ROR moratorium dead in Anna Maria
Anna Maria Commission Chair John Quam may have kept the city out of trouble — and helped avoid a lawsuit and an unnecessary moratorium.
When discussion of a proposed moratorium on building permits and site plans in the retail-office-residential district came up at the commission’s April 22 meeting, Quam acted quickly to introduce a counter-proposal.
The issue has been about “backing out across a sidewalk,” which is illegal in Manatee County, he observed.
Instead of a moratorium, just amend the city’s parking ordinance — Chapter 90 — with specific language to eliminate back-out parking across the sidewalk onto the road in the ROR, he suggested. The commission would then proceed with the planning board to get a “workable parking plan” in the ROR, Quam added.
The idea caught on with his colleagues, including Commissioner Harry Stoltzfus, who had long argued for a moratorium.
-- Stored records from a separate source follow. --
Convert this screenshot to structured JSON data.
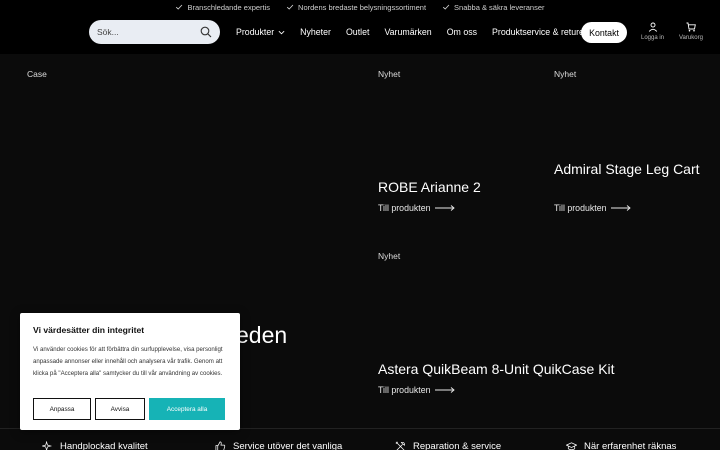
{
  "usp_bar": {
    "items": [
      "Branschledande expertis",
      "Nordens bredaste belysningssortiment",
      "Snabba & säkra leveranser"
    ]
  },
  "header": {
    "search_placeholder": "Sök...",
    "nav": [
      "Produkter",
      "Nyheter",
      "Outlet",
      "Varumärken",
      "Om oss",
      "Produktservice & returer"
    ],
    "contact_label": "Kontakt",
    "login_label": "Logga in",
    "cart_label": "Varukorg"
  },
  "main": {
    "case_label": "Case",
    "hero_partial_text": "eden",
    "cards": [
      {
        "badge": "Nyhet",
        "title": "ROBE Arianne 2",
        "link": "Till produkten"
      },
      {
        "badge": "Nyhet",
        "title": "Admiral Stage Leg Cart",
        "link": "Till produkten"
      },
      {
        "badge": "Nyhet",
        "title": "Astera QuikBeam 8-Unit QuikCase Kit",
        "link": "Till produkten"
      }
    ]
  },
  "features": [
    "Handplockad kvalitet",
    "Service utöver det vanliga",
    "Reparation & service",
    "När erfarenhet räknas"
  ],
  "cookie": {
    "title": "Vi värdesätter din integritet",
    "text": "Vi använder cookies för att förbättra din surfupplevelse, visa personligt anpassade annonser eller innehåll och analysera vår trafik. Genom att klicka på \"Acceptera alla\" samtycker du till vår användning av cookies.",
    "customize": "Anpassa",
    "reject": "Avvisa",
    "accept": "Acceptera alla"
  },
  "colors": {
    "accent": "#16b3b6",
    "background": "#0b0b0b"
  }
}
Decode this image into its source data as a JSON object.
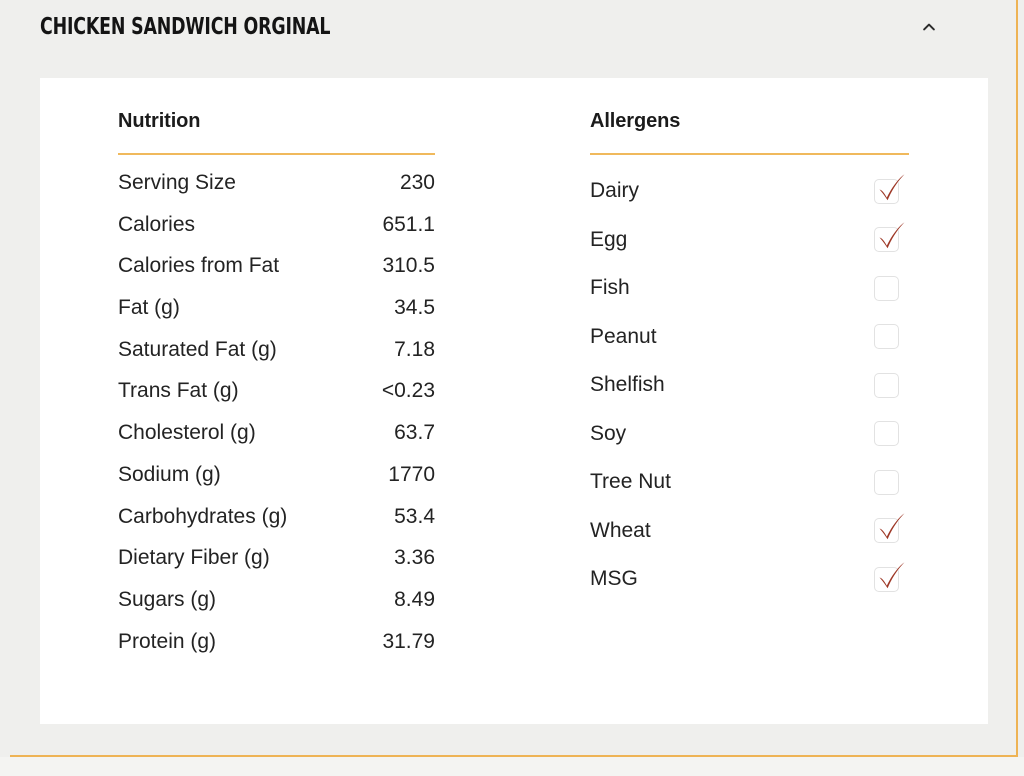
{
  "theme": {
    "page_background": "#efefed",
    "card_background": "#ffffff",
    "accent_rule": "#f0b95c",
    "frame_rule": "#eeb355",
    "check_color": "#9d3726",
    "checkbox_border": "#e2e2e2",
    "text_color": "#232323"
  },
  "header": {
    "title": "CHICKEN SANDWICH ORGINAL",
    "toggle_icon": "chevron-up-icon",
    "expanded": "true"
  },
  "nutrition": {
    "title": "Nutrition",
    "rows": [
      {
        "label": "Serving Size",
        "value": "230"
      },
      {
        "label": "Calories",
        "value": "651.1"
      },
      {
        "label": "Calories from Fat",
        "value": "310.5"
      },
      {
        "label": "Fat (g)",
        "value": "34.5"
      },
      {
        "label": "Saturated Fat (g)",
        "value": "7.18"
      },
      {
        "label": "Trans Fat (g)",
        "value": "<0.23"
      },
      {
        "label": "Cholesterol (g)",
        "value": "63.7"
      },
      {
        "label": "Sodium (g)",
        "value": "1770"
      },
      {
        "label": "Carbohydrates (g)",
        "value": "53.4"
      },
      {
        "label": "Dietary Fiber (g)",
        "value": "3.36"
      },
      {
        "label": "Sugars (g)",
        "value": "8.49"
      },
      {
        "label": "Protein (g)",
        "value": "31.79"
      }
    ]
  },
  "allergens": {
    "title": "Allergens",
    "rows": [
      {
        "label": "Dairy",
        "checked": true
      },
      {
        "label": "Egg",
        "checked": true
      },
      {
        "label": "Fish",
        "checked": false
      },
      {
        "label": "Peanut",
        "checked": false
      },
      {
        "label": "Shelfish",
        "checked": false
      },
      {
        "label": "Soy",
        "checked": false
      },
      {
        "label": "Tree Nut",
        "checked": false
      },
      {
        "label": "Wheat",
        "checked": true
      },
      {
        "label": "MSG",
        "checked": true
      }
    ]
  }
}
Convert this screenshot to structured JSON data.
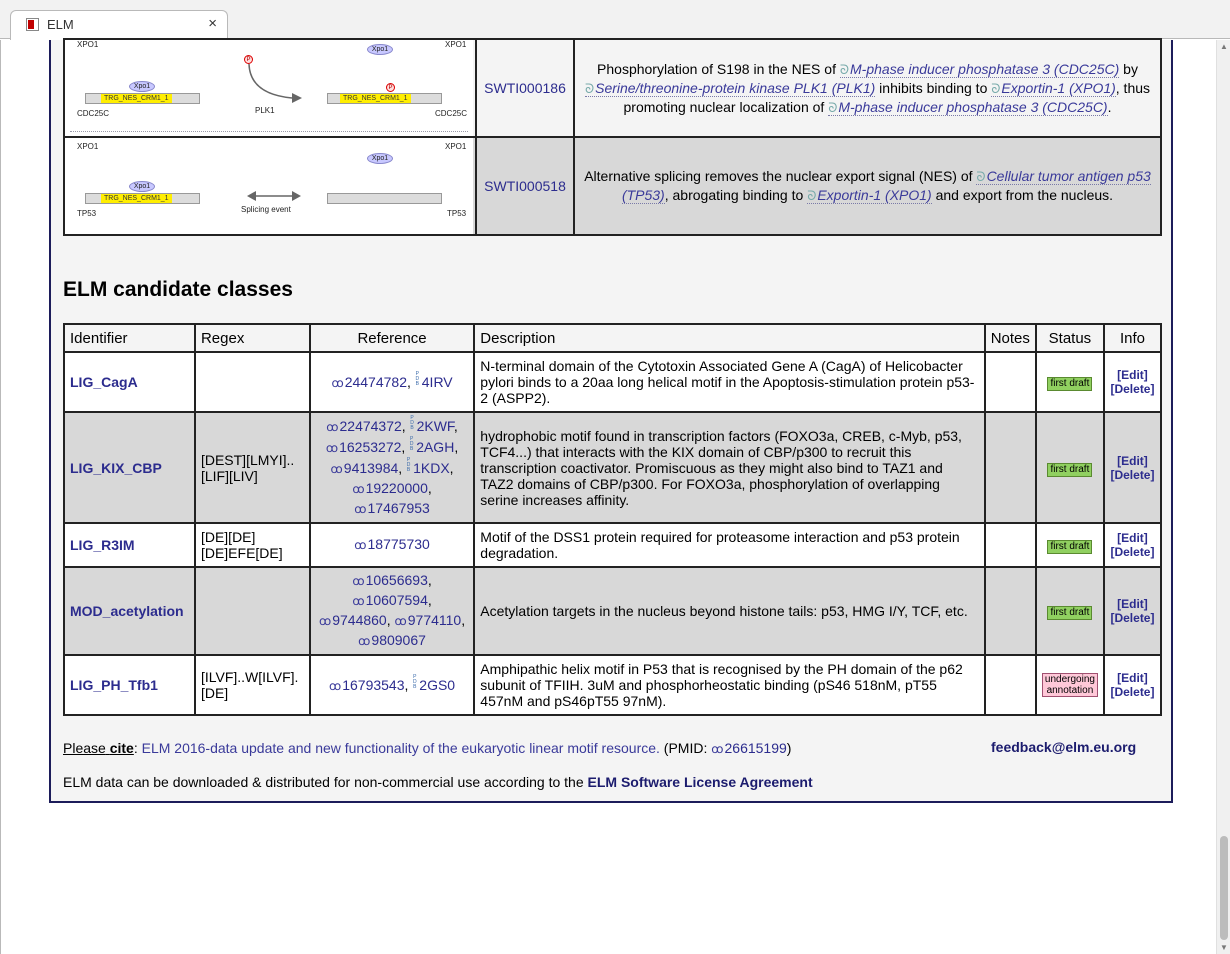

“It’s no secret I’ve been trying to get Chapter 90 changed. If we can achieve that without a moratorium, I’m for it,” Stoltzfus said.
Stoltzfus said the amendment should apply immediately.
City attorney Jim Dye said it could if the commission adopts a specific effective date. The amendment could be backdated to when the commission began discussing parking safety on Pine Avenue.
Projects that were submitted after the effective date could be considered “in flux,” he said.
Quam’s suggestion was good enough for the other commissioners.
Because the ROR moratorium was an agenda item and not a proposed ordinance, it died quietly when the commission voted 5-0 to amend Chapter 90 and begin preparing a new parking plan for Pine Avenue.
Quam’s plan was appealing to Mike Coleman of Pine Avenue Restoration LLC. The company’s Pine Avenue projects have been the subject of many commission debates and some current city legal issues.
“We are interested in the best long-term outcome for Pine Avenue and our city,” Coleman said.
If the commission can produce a rational parking plan that is “consistent with the comp plan objectives to encourage mixed-use, that does not diminish property rights, we will endorse that plan, both for our existing and future developments,” he said.
“Chairman Quam took an encouraging first step in leading the city toward unity on this issue.”
City hall closing
In other business, Mayor Fran Barford said the staff is “overwhelmed” with more 32 public records requests since March 10. As a result, some city business has fallen behind.
“We need to get our business done,” she said.
To catch up on all the records requests and other city business, the mayor said city hall will close to the public on Friday, April 30, as well as May 7 and May 14.
City staff will be working and the building department will be open to the public for its normal hours, she said.
Barford also noted the rising cost and increase in the number of meetings the past three months for which consultants were required to attend.
City treasurer Diane Percycoe said the city is already over its budget for consultant fees for the 2009-10 fiscal year.
Galati, Old Salt fishing tournament
Commissioners approved a special event permit for the Galati Marina/Old Salt fishing tournament May 27-30, but not before ensuring there would be adequate security, parking arrangements and that people living on South Bay Boulevard would be able to get in and out of their houses without an issue.
Off-duty deputies from the Manatee County Sheriff’s Office Anna Maria substation will provide security, along with Galati staff and Old Salt volunteers.
Moratorium for Walker estate
A moratorium in Anna Maria is not a completely dead issue.
Commissioners agreed to a suggestion from Dye to begin a moratorium process to halt construction in the conservation land-use category — beachfront from the southern city limit northward to Bean Point — in the comprehensive plan while the city examines the language and decides on the intent. The comp plan prohibits development in that land-use category, he said.
The issue came up when Richard Friday sued the city to stop construction of the Banyan Tree Estate project on the Walker property on Park Street, Dye said. The Walker property is in the conservation land-use area and the city has approved a site-plan for Banyan Tree Estates.
Dye said the moratorium gives the city a “time-out” while it sorts out the issues. He also said that the situation already has resulted in one lawsuit, but if the city acts to resolve the conflicting land use, the other party is likely to sue the city for its development rights.
New permit fees
The commission adopted new permit fees, including a building permit fee that will be based on valuation and not a flat rate, building official Bob Welch said.
Stoltzfus noted that the $900 fee plus $20 for every $1,000 of valuation for a building permit works out to 2 percent.
In other business, the commission agreed to further discussions about moving the start date for qualifying for a city office from Sept. 15 to June 9 to save between $4,000 and $5,000 during state primary election years.
Manatee County wants the June date to put Anna Maria candidates on its ballot, which is printed the day after the primary election. The city can opt out of the June deadline if it pays for its own ballot, Percycoe said, but that cost is $4,000-$5,000.